The federal parties are primarily using Twitter and Facebook to market their brand even more than their political positions. Most of us in the social media world take these now conventional strategies with a healthy grain of salt. That's not where the action really is.
Far more ordinary citizens from every demographic group, old and young, and far more journalists are using social media to communicate during this election than in 2008. One very tangible benefit of that is a wider awareness of the public's perspective for the journalists, and that knowledge affects their reporting if not in direct ways then subtly. In other words, there really is a political effect at least in terms of communication spread.

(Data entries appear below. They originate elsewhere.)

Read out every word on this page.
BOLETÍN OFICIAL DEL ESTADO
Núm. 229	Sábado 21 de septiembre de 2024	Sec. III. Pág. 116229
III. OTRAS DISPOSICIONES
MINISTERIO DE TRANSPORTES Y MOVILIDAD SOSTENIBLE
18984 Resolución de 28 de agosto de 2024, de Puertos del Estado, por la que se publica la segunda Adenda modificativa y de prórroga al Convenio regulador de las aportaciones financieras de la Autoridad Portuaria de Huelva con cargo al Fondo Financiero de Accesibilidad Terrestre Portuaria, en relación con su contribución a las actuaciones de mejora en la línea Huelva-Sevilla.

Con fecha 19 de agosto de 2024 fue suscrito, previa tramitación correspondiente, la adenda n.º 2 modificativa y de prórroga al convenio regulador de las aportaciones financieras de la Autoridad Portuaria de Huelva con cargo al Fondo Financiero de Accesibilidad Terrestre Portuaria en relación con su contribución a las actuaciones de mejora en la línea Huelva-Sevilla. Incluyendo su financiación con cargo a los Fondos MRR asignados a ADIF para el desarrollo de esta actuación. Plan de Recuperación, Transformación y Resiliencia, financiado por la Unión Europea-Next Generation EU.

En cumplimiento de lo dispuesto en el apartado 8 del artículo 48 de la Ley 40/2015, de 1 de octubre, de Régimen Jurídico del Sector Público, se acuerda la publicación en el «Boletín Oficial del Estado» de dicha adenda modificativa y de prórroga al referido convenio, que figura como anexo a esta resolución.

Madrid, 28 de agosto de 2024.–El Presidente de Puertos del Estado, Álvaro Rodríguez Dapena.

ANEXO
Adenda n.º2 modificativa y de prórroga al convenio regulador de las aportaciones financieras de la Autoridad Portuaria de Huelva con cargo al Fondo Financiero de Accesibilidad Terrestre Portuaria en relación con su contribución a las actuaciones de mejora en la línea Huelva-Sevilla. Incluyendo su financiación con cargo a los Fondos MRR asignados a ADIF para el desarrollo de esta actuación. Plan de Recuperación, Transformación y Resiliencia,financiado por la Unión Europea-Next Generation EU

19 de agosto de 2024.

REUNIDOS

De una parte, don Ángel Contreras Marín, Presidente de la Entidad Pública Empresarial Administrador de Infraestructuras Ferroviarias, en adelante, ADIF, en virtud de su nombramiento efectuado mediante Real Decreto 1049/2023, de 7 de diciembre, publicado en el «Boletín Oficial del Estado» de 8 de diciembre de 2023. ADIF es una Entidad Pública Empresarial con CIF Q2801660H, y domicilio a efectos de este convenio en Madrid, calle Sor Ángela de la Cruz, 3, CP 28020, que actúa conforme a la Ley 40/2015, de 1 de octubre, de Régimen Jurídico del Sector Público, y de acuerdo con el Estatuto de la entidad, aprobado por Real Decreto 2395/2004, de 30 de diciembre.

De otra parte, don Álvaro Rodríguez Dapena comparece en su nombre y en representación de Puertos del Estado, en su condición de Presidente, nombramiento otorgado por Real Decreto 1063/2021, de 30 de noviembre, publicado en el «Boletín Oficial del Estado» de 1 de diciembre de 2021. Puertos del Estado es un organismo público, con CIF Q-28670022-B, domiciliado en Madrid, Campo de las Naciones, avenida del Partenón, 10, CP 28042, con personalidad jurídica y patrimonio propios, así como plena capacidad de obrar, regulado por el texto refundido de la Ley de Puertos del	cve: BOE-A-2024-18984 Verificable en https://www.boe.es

In fact, in some ironic ways, it could be argued that all this activity online is not about politicians but ordinary, politically active Canadians and journalists, who have twittered among themselves fiercely, bouncing off each other since day one.
But the most important benefit of participation in social media during this election for ordinary Canadians, both politically and psychologically, is its empowering effect -- the very sense that one is actually involved, actively politically engaged, really in the game, doing something, being part of it all somehow, illusory as that might be in reality. I say might, not is. It generates a sense of individual political power -- people power, if you will. And so perhaps the therapeutic effect of self-expression in such a context should not be underestimated either. The full effect of this democratic phenomenon has not yet been fully analyzed, but it tells us in the meantime that democracy, in all its messy forms, is alive and well in Canada.